Tumore al cervello, la speranza in un gruppo di molecole: i dettagli

Tumore al cervello

Tumore al cervello | Pixabay @Vadym_Plysiuk - Saluteweb

Federico Liberi

9 Dicembre 2025

Nuove ricerche italiane e internazionali danno nuove speranze nella lotta al tumore al cervello: ecco cosa c’è da sapere

Il glioblastoma, un tumore al cervello annoveratore tra i più aggressivi e difficili da trattare, continua a rappresentare una sfida cruciale per la neuro-oncologia mondiale. Negli ultimi anni, diverse ricerche innovative hanno aperto nuove prospettive terapeutiche, in particolare nello studio delle molecole coinvolte nella proliferazione tumorale e nell’immunoterapia avanzata.

Nuove frontiere terapeutiche nella lotta contro il tumore al cervello

Tra i progressi più significativi spiccano le ricerche condotte dall’Istituto Italiano di Tecnologia sotto la guida del professor Davide De Pietri Tonelli, docente di Neurobiologia dello Sviluppo presso l’Università di Genova. Il suo gruppo ha identificato un “cocktail” di 11 filamenti di RNA capaci di indebolire le cellule tumorali del glioblastoma, aprendo la strada a nuove strategie molecolari che agiscono sul controllo post-trascrizionale delle cellule staminali neurali. Questo approccio si concentra su piccole molecole non codificanti, fondamentali nella regolazione della neurogenesi e nella patogenesi tumorale.

Parallelamente, in campo pediatrico, si stanno ottenendo risultati incoraggianti con le terapie CAR-T, che utilizzano linfociti T geneticamente modificati per riconoscere e attaccare le cellule tumorali cerebrali. Studi recenti condotti negli Stati Uniti, come quello presentato dal dottor Nicholas Vitanza, indicano una risposta positiva nei bambini affetti da gliomi diffusi della linea mediana, tumori particolarmente resistenti alle terapie tradizionali. Un caso emblematico riguarda un bambino di cinque anni che ha ricevuto oltre 70 infusioni di CAR-T, con una risposta duratura e significativa.

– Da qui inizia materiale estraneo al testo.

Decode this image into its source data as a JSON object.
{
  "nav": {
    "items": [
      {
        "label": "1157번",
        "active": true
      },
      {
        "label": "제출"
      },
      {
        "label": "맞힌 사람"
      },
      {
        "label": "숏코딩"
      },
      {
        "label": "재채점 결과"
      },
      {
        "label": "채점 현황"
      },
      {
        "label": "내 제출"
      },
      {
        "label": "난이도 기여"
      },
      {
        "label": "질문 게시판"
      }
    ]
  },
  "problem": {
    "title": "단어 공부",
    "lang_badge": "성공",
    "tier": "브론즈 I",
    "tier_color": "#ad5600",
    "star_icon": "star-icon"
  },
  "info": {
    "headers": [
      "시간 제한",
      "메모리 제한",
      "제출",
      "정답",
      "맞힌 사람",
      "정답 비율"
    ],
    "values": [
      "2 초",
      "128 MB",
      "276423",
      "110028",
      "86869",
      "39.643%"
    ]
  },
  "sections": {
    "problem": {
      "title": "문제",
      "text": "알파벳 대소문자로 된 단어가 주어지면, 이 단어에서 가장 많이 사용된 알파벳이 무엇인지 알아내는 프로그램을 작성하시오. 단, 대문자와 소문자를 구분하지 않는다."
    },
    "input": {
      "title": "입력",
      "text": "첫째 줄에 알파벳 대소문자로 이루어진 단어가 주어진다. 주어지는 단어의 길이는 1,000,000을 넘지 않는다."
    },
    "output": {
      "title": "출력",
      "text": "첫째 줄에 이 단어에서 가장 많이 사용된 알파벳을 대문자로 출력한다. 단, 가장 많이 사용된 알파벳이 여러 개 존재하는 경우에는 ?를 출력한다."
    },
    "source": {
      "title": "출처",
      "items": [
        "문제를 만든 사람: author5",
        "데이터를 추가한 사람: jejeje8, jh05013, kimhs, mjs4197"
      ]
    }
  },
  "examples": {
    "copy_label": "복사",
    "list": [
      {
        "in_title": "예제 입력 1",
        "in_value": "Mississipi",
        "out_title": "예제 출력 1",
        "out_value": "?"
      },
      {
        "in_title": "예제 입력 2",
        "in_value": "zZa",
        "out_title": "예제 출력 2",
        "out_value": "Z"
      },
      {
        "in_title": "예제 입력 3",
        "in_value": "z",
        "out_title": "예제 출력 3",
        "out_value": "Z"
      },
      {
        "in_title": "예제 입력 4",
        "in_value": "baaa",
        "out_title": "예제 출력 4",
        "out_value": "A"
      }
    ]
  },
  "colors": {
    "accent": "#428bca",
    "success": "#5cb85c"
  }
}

Glioblastoma: epidemiologia, caratteristiche e trattamento

Il glioblastoma, classificato come tumore di grado IV secondo l’Organizzazione Mondiale della Sanità, colpisce prevalentemente adulti tra i 45 e i 70 anni, con un’incidenza di circa 3-4 nuovi casi ogni 100 mila abitanti all’anno. Si caratterizza per un’origine multifocale, spesso primario, con alta capacità infiltrativa nel tessuto cerebrale circostante.

I sintomi principali includono cefalea crescente, nausea, vomito e crisi epilettiche dovute all’aumento della pressione intracranica. La diagnosi si basa su esami neurologici approfonditi e tecniche di imaging avanzate, come la risonanza magnetica funzionale e la spettroscopia RM, seguiti da biopsia per l’analisi molecolare e istologica.

L’approccio terapeutico standard prevede una resezione chirurgica massimale, ove possibile, seguita da radioterapia con concomitante somministrazione orale di temozolomide, e successiva chemioterapia di mantenimento secondo il protocollo Stupp. Recentemente, si sono aggiunti trattamenti innovativi come la terapia con campi elettrici e farmaci target come il bevacizumab, volti a ostacolare la crescita tumorale e la formazione di nuovi vasi sanguigni.

Fattori di rischio e prospettive future

Tra i fattori di rischio confermati vi sono le radiazioni ionizzanti, sia di origine ambientale sia derivanti da trattamenti medici pregressi. Altre esposizioni ambientali — come pesticidi o sostanze chimiche industriali — sono state solo vagamente correlate al rischio di glioblastoma, mentre non risultano evidenze convincenti riguardo all’uso di telefoni cellulari o campi elettromagnetici.

La ricerca genetica ha inoltre evidenziato mutazioni frequenti nel promotore del gene TERT e nell’amplificazione di EGFR, oltre a un quadro molecolare complesso che rende il glioblastoma particolarmente resistente alle terapie convenzionali.

L’integrazione delle nuove scoperte molecolari, come quelle sul ruolo degli RNA non codificanti, con le avanzate immunoterapie rappresenta oggi il terreno più promettente. Tuttavia, la complessità biologica del tumore impone un approccio multidisciplinare e personalizzato, con studi clinici rigorosi per valutare efficacia e sicurezza dei nuovi trattamenti.